On 04/07/2004, at 7:49 PM, Erik de Castro Lopo wrote:

On Sun, 4 Jul 2004 19:45:31 +1000
André Pang <[EMAIL PROTECTED]> wrote:

O'Caml actually does both.  You can compile to a portable bytecode
format if you want to (like Java/Perl/Python) with ocamlc, or you can
compile to native code with ocamlopt (but only on platforms where
ocamlopt is available: I think x86, PPC, and Alpha).

So which one is it that was winning the (so called) language speed shootouts?

According to <http://shootout.alioth.debian.org/craps.php>, O'Caml optimised to native code placed 4th (score of 40.9063, implementation name is "ocaml"), and O'Caml compiled to bytecode placed 16th (score of 16.2858, implementation name is "ocamlb"). Note that that's a pure speed comparison: no memory usage or lines of code factored in.
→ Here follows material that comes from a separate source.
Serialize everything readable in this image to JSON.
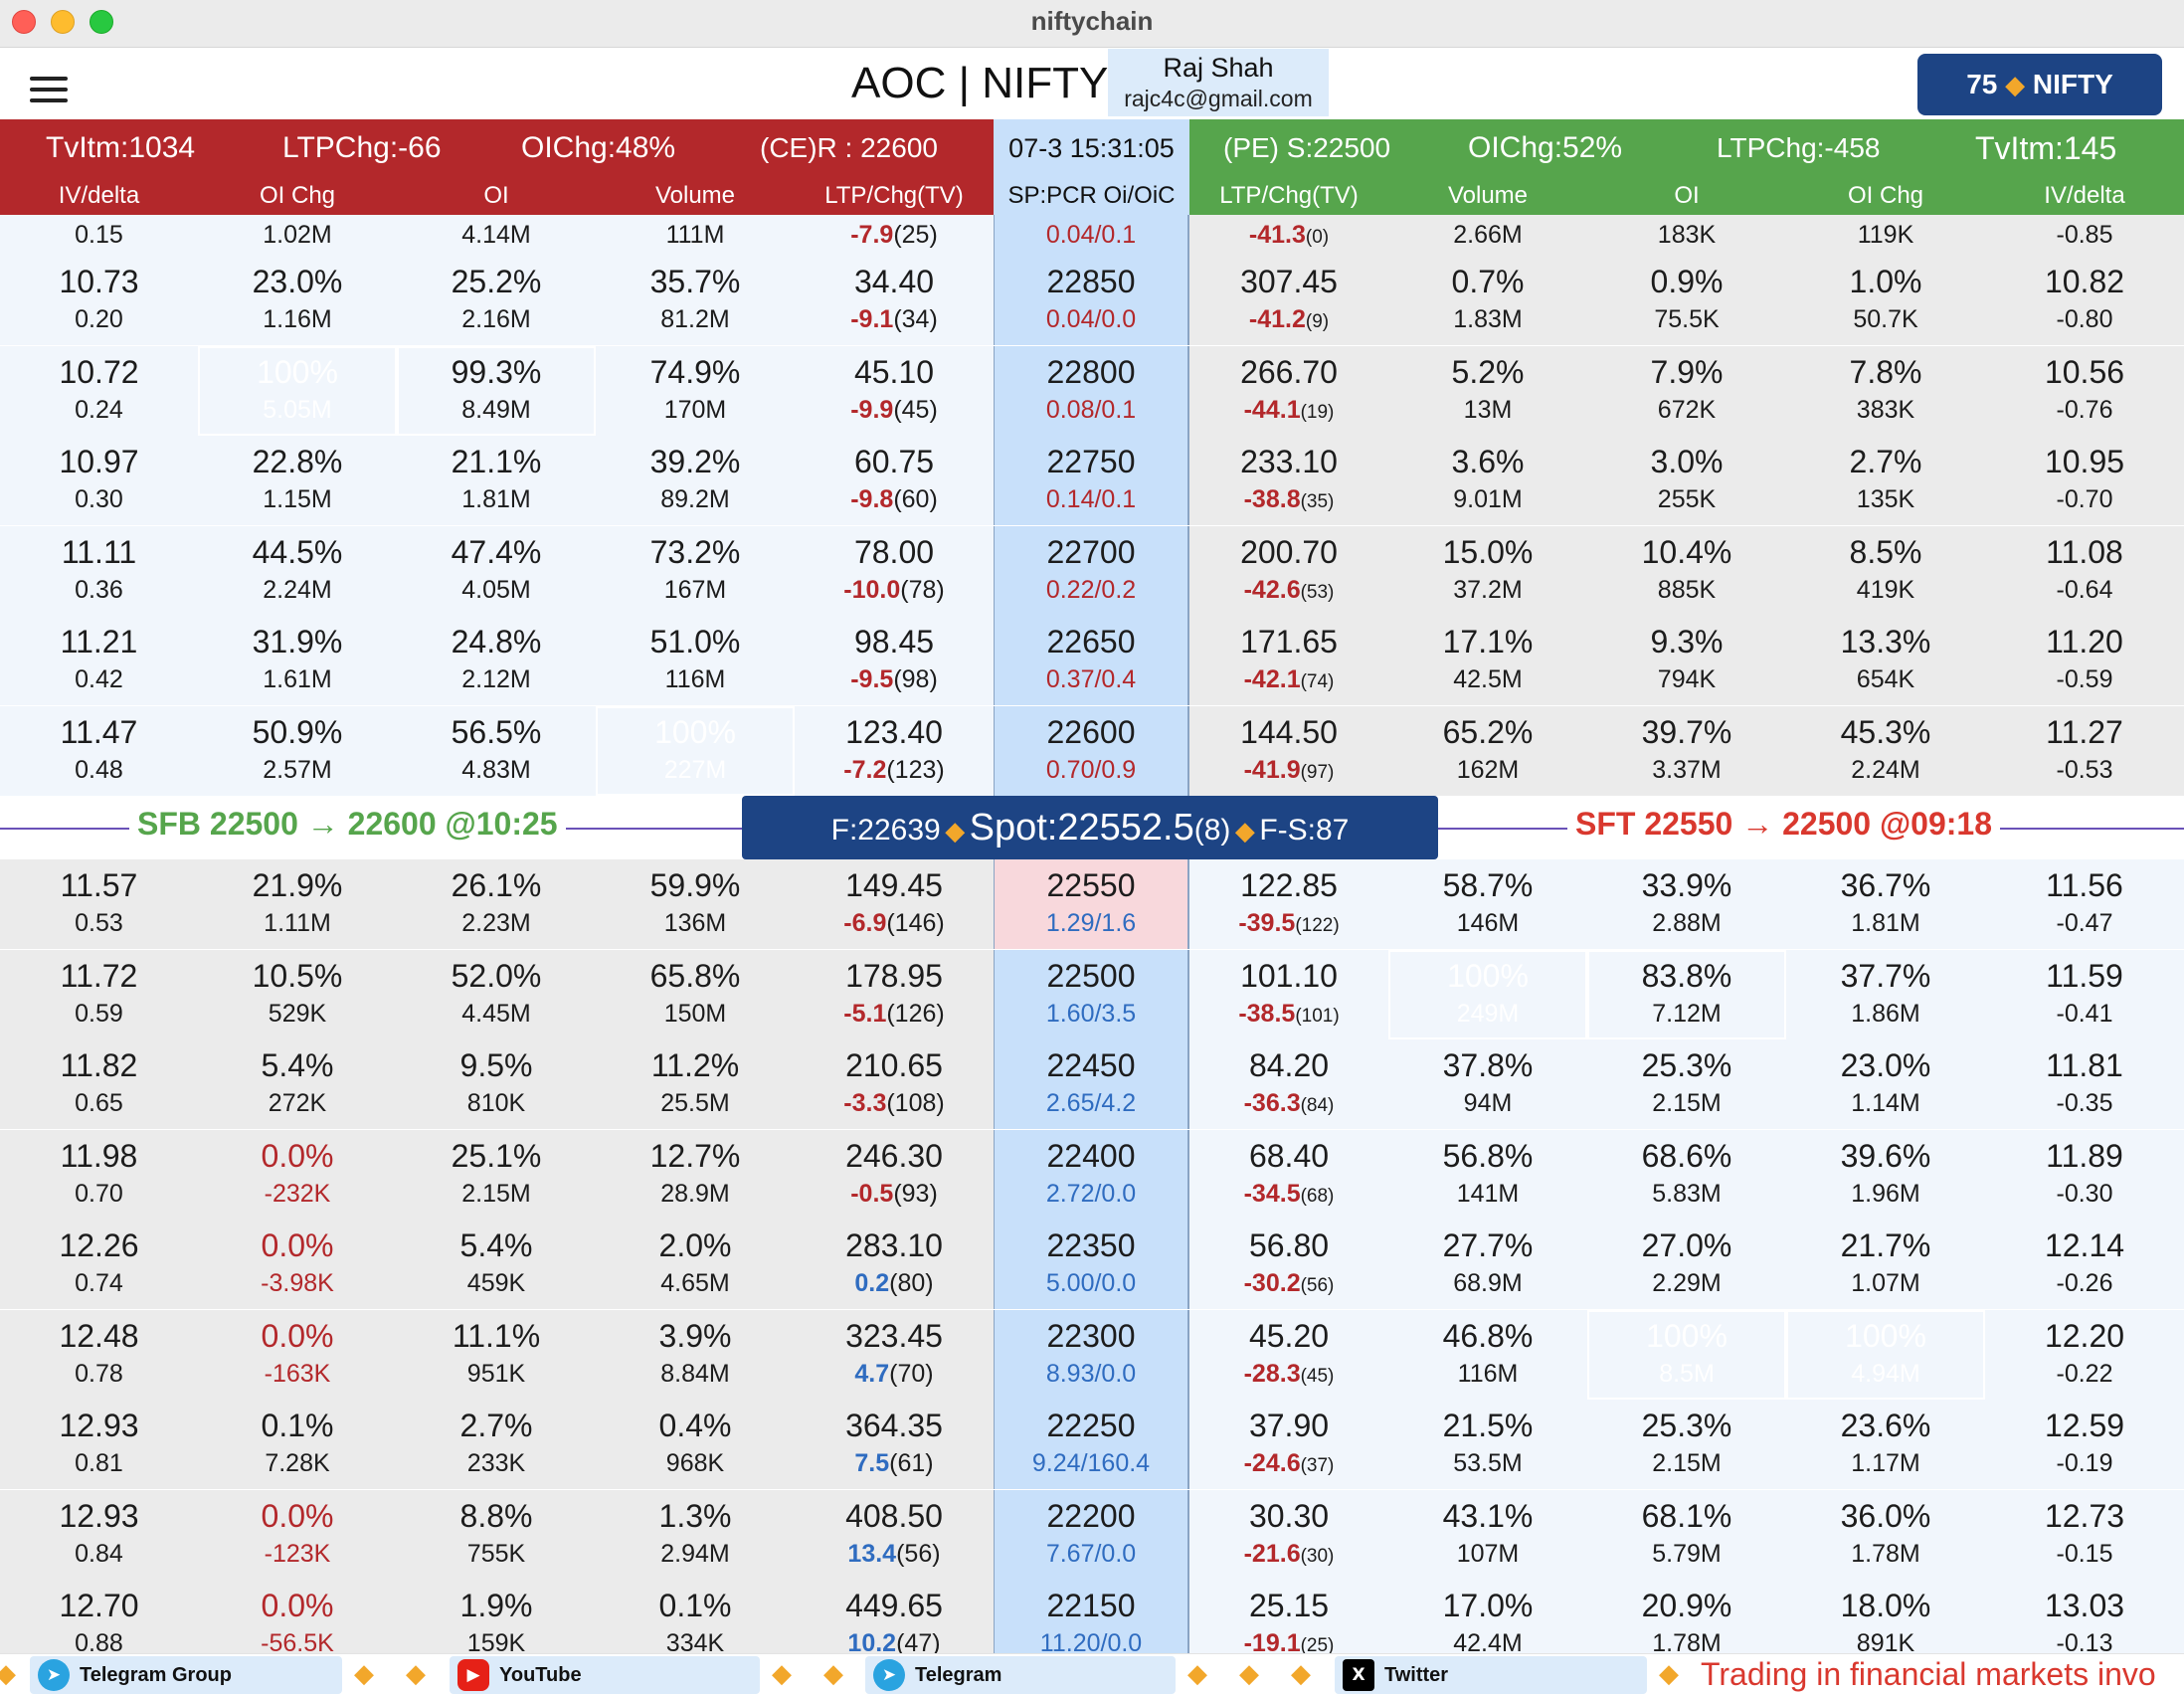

One interesting thing I didn't expect is that Clean, a very close relative of Haskell which implements the linear types thing I touched on briefly in my talk, is quite fast (placed 5th, just after O'Caml): I guess it goes to show that even a purely functional language (which O'Caml isn't) can be pretty damn quick. I'm fairly convinced that linear types alone account for a huge part of that speed increase vs Haskell's performance given in the ghc benchmarks; it really makes me wish linear types were implemented in a Haskell compiler. There's also been quite a few posts to the Clean mailing lists in the past week which point to some patches to Clean that gives greatly improved performance in some tests; e.g. they claim a 8x speed-up on the Reverse File test after enabling that "buffering" thing on stdio :-).